Activists are calling on Senate Democrats to kill the filibuster to enact once-in-a-generation voting rights legislation. But Joe Manchin wants his party to step away from the edge.
In a lengthy statement on Thursday, Manchin urged fellow Democrats to take a bipartisan approach rather than try and jam through a massive reform package on party lines.
And because the West Virginia senator is Democrats’ 50th vote in the chamber, they may have no choice but to listen to him.
“Pushing through legislation of this magnitude on a partisan basis may garner short-term benefits, but will inevitably only exacerbate the distrust that millions of Americans harbor against the U.S. government,” Manchin said.
Manchin has declined to co-sponsor the House and Senate versions of the far-reaching voting rights measure that Democratic leaders are championing — amid pressure to force it through by axing the filibuster. That’s because, Manchin said, he thinks his party, which controls all of Washington for the first time in a decade, should start with bipartisan proposals and work from there “instead of arguing about the election reforms on which we disagree.“
Specifically, Manchin called for cross-aisle collaboration on election security, campaign finance transparency and voter accessibility.
“The notion of restricting voting to a single 8 or 12-hour time frame is not indicative of how most voters live," Manchin said in his statement. "Expanding voter access to the polls by requiring at least fifteen days, including two weekend days, of early voting in every state will increase turnout and help individuals, especially those who have traditionally not been able to participate, cast their votes.”
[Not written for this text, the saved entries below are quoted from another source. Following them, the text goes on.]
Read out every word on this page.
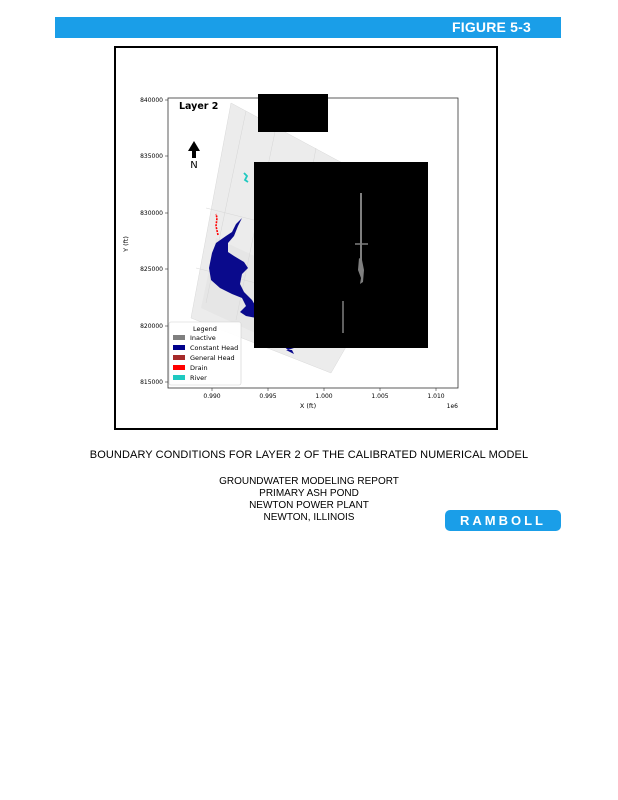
FIGURE 5-3
N
Layer 2
840000
835000
830000
825000
820000
815000
Y (ft)
0.990	0.995	1.000	1.005	1.010
X (ft)	1e6
Legend
Inactive
Constant Head
General Head
Drain
River
BOUNDARY CONDITIONS FOR LAYER 2 OF THE CALIBRATED NUMERICAL MODEL
GROUNDWATER MODELING REPORT
PRIMARY ASH POND
NEWTON POWER PLANT
NEWTON, ILLINOIS	RAMBOLL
Senate Majority Leader Chuck Scuhmer has promised a vote soon on the voting rights bill, which many progressives believe is the match that should spark the demise of the chamber’s 60-vote threshold for most bills. Manchin and Sen. Kyrsten Sinema (D-Ariz.) say they are hard no votes on getting rid of the filibuster, but Republicans are egging on the clash by arguing that there is no common ground on voting rights.
Republicans say they have little desire to engage because they fundamentally don’t believe Congress should tell states how to run elections.
But Manchin responded that the Senate needs to give it a try anyway: “America’s declining trust in the government and each other makes it harder to solve key problems. That trust will continue to diminish unless we, as members of Congress, transcend partisanship.”